Bernstein Research says that if T-Mobile and Sprint drop their merger plans, as expected, it will benefit other potential merger partners Comcast/Time Warner Cable and AT&T/DirecTV as well as the regulator faced with those two, already filed, deal proposals.
The Wall Street Journal reported late Tuesday that the telcos planned to pull the plug on their planned meld, which the FCC and Justice Department had already signaled would be an uphill climb.
In a note to clients, senior analyst Paul de Sa and his team said that they continued to expect Comcast/TWC and AT&T/DirecTV to be approved and close by the first quarter of 2015. The benefit to them of taking T-Mobile/Sprint out of the equation is one less mega-merger being filed that could slow down the review processes at the commission.
The FCC will benefit, they suggest, for that same reason, as well as gaining more certainty around the 600 Mhz auction and showing that "it can still be a relevant institution, able to resist high-profile lobbying campaigns and ignore distractions such as auction promises and attempts to negotiate by press leak."
Sprint and T-Mobile said they would bid some $10 billion in the incentive auction, but only if the government allowed them to merge.
Free Press added that the news of the planned merger was being scuttled was also a benefit to consumers.
"Sprint's decision to drop its bid for T-Mobile is good news for mobile users," said Free Press President Craig Aaron. "The deal could have stifled competition, squelched innovation and driven up prices. Give the FCC and DOJ credit for throwing cold water on this deal from the start. This should send a message to Comcast and AT&T, which are also lobbying Washington for approval of ill-advised mergers: Start paying more attention to the needs of your customers rather than scheming to swallow up the competition. Consumers win when mega-deals like this never materialize."
FCC chairman Tom Wheeler signaled he thought Sprint and T-Mobile had made the right move.
"Four national wireless providers is good for American consumers," he said in a statement. "Sprint now has an opportunity to focus their efforts on robust competition."

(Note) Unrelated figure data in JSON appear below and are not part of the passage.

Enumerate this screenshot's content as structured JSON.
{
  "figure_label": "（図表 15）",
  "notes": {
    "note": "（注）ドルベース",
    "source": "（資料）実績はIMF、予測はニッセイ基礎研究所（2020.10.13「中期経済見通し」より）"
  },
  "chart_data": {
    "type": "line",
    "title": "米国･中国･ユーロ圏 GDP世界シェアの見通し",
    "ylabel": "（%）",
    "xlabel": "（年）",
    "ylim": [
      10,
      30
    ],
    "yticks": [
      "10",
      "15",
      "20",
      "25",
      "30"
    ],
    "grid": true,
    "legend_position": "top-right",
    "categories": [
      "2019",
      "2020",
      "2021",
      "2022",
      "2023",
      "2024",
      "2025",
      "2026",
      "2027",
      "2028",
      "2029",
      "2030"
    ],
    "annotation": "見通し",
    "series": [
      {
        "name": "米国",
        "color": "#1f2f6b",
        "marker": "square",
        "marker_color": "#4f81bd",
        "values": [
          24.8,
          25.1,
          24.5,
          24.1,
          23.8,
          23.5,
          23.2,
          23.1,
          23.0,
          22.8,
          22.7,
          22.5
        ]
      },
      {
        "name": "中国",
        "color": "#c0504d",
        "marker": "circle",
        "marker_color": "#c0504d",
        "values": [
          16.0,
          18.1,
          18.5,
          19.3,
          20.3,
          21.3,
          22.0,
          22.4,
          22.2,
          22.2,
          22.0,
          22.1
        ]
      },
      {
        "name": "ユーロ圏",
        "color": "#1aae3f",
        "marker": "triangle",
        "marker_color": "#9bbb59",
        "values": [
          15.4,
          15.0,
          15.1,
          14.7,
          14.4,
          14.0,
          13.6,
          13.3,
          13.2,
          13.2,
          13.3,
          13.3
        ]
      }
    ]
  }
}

Analyst Craig Moffett of MoffettNathanson Research says Wheeler's FCC was the big winner in the no-deal. In his note to investors, Moffett said the FCC was the big winner, and perhaps broadcasters as well.
Now there will have to be four bidders for incentive auction spectrum instead of three. Plus, the FCC can take a "victory lap," he says, for "having been the cop on the beat in blocking at least one mega-deal out of an unprecedented, and unpopular, media consolidation wave."
If it seems unusual for the FCC and Justice to weigh in on a merger before it is even proposed, it is, but there's a reason. The companies approached the FCC and its chairman for input on prospects for the deal, which was never formally filed, after The FCC got in contact with the Justice Department since it generally coordinates merger reviews--DOJ's focus is on competition and not violating antitrust, the FCC also looks at competition, but also to how a deal affirmatively serves the public interest.
After kicking the tires, both the chairman and DOJ expressed skepticism about the wisdom of reducing the Big Four to the Big Three--Sprint and T-Mobile were suggesting it was more like increasing the Big Two to the Big Three by letting smaller carriers combine to more effectively compete with Verizon and AT&T.
"All the high-priced lobbying in the world couldn't change the facts in the proposed deal," said an FCC official characterizing the FCC's informal vetting and the companies decision, ultimately, not to try and do the deal.